デザインと使い勝手は? 新型プリウスPHV先行試乗 Part.4
Part.1はこちら
Part.2はこちら
Part.3はこちら
プリウスPHV、もしかすると外観はプリウスより多くの人に受け入れられるかもしれない。トヨタ初のアダプティブハイビームシステムを採用したLEDヘッドライトを装備するフロントは、MIRAIとの親和性をイメージさせるようデザインされたもの。さすがに見慣れてきたとは言え、やはり奇抜と言いたいプリウスよりも、よほど落ち着いて見える。
オーバーハングが伸ばされたリアにはダブルバブルタイプのリアウインドウ、横長のテールランプが使われ、やはりプリウスとはまったく違った表情を見せる。気にして確認したつもりだが、とりあえず後方視界が歪んだりするようなことはなかったということ、記しておく。
全長は4645mmと、プリウスに較べると105mmも大きくなっている。サイズアップには、プリウスより上級をいうポジショニングを明確にする意味もあるだろうし、リアの荷室フロア下に駆動用リチウムイオンバッテリーを積むためでもある。尚、テールゲートはレクサスLFAでノウハウを培ったCFRP製とされ、軽量化に繋げている。実はコレ、高い剛性のおかげでサイドフレームの省略も可能にしていて、後方視界を拡大させるリアウインドウの拡幅をも可能としている。
インテリアの主役は、やはり11.2インチの縦型大画面液晶だろう。これは単に画面サイズが大きいというだけでなく、スマホ感覚で操作できるまったく新しいインフォテイメントシステムを採用している。とは言え、これまでのシステムとまったく違った操作系とするのではなく、違和感無く移行できるようメニュー構成などが工夫されている辺りは、さすがトヨタ。
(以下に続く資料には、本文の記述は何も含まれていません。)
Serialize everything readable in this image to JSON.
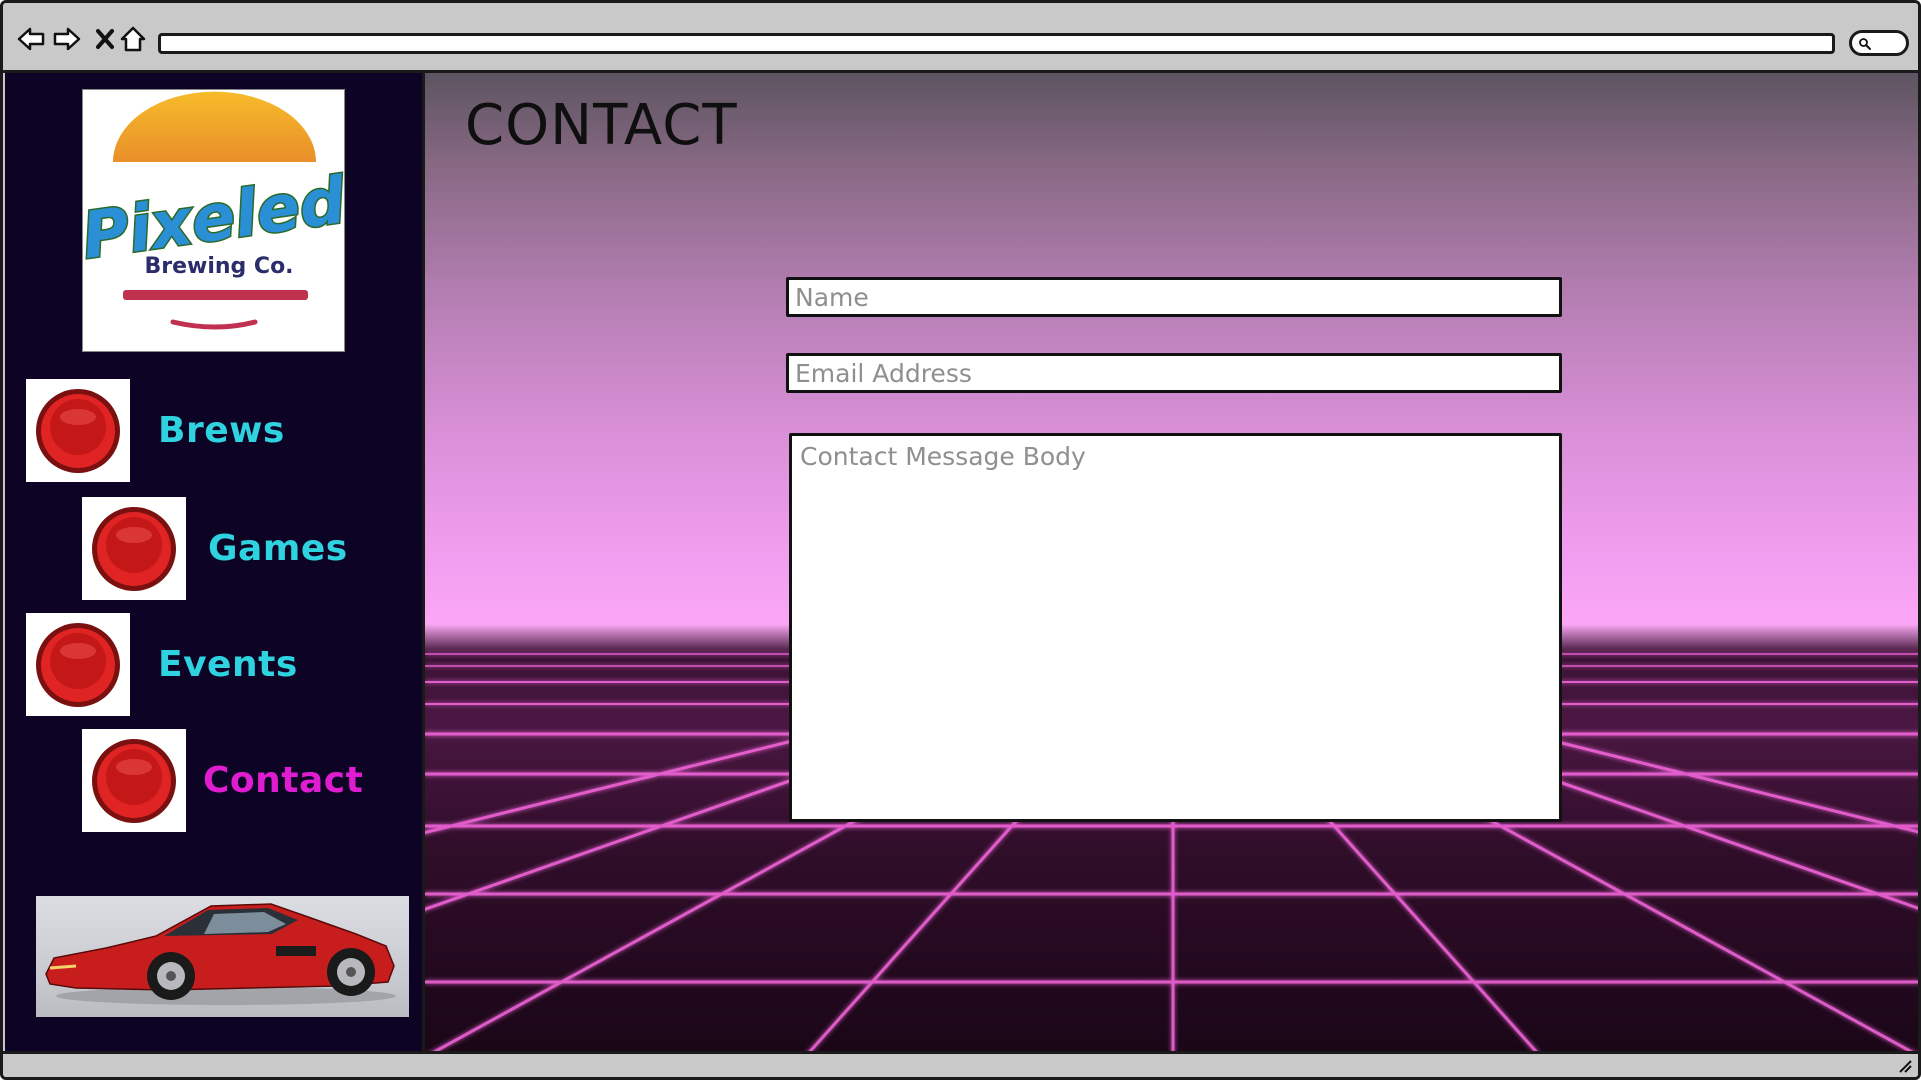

色々試してみたが、きっと使い方で困惑する人、居ないと思う。
このシステム、もちろんプリウスPHVだけのためではなく、今後のトヨタ車にもじわじわと展開されることになるという。トヨタ車のインテリア、大改革の予感だ。
後席は2名掛けとされ、乗車定員は4名。余裕あるスペースによる快適性の向上が狙いとしてあげられているが、実際のところはリアに重量120kgものリチウムイオンバッテリーを積むことから、許容荷重との勘案で5名乗車にはできなかったに違いない。MIRAIの場合も、話は一緒である。ラゲッジスペースも、このバッテリーを搭載する関係でフロアがかさ上げされている。この辺りの実用性のネガが、ユーザーにどれだけ受け入れられるかは、興味深いところである。
しかしながら、先代と違って独自のキャラクターがハッキリと打ち出されたデザインや、先進感のあるインテリアが、プリウスPHVの存在感をこれまでにないほど確固たるものにするのは間違いない。極端に言えば「PHVじゃなくても欲しい」と思わせるクルマになっていると言ってもいいのではないだろうか? プリウスじゃ数が多過ぎて……という人、もっと高くてもいいから、特別なクルマが欲しいという人。彼らにササる1台に、新型プリウスPHVは仕上がっている。
冷静そうに書いているが、何よりこのクルマ、私自身がかなり所有欲を掻き立てられている。だって……MIRAI以上に未来感たっぷり。しかも、フットワークも爽快なのだから………。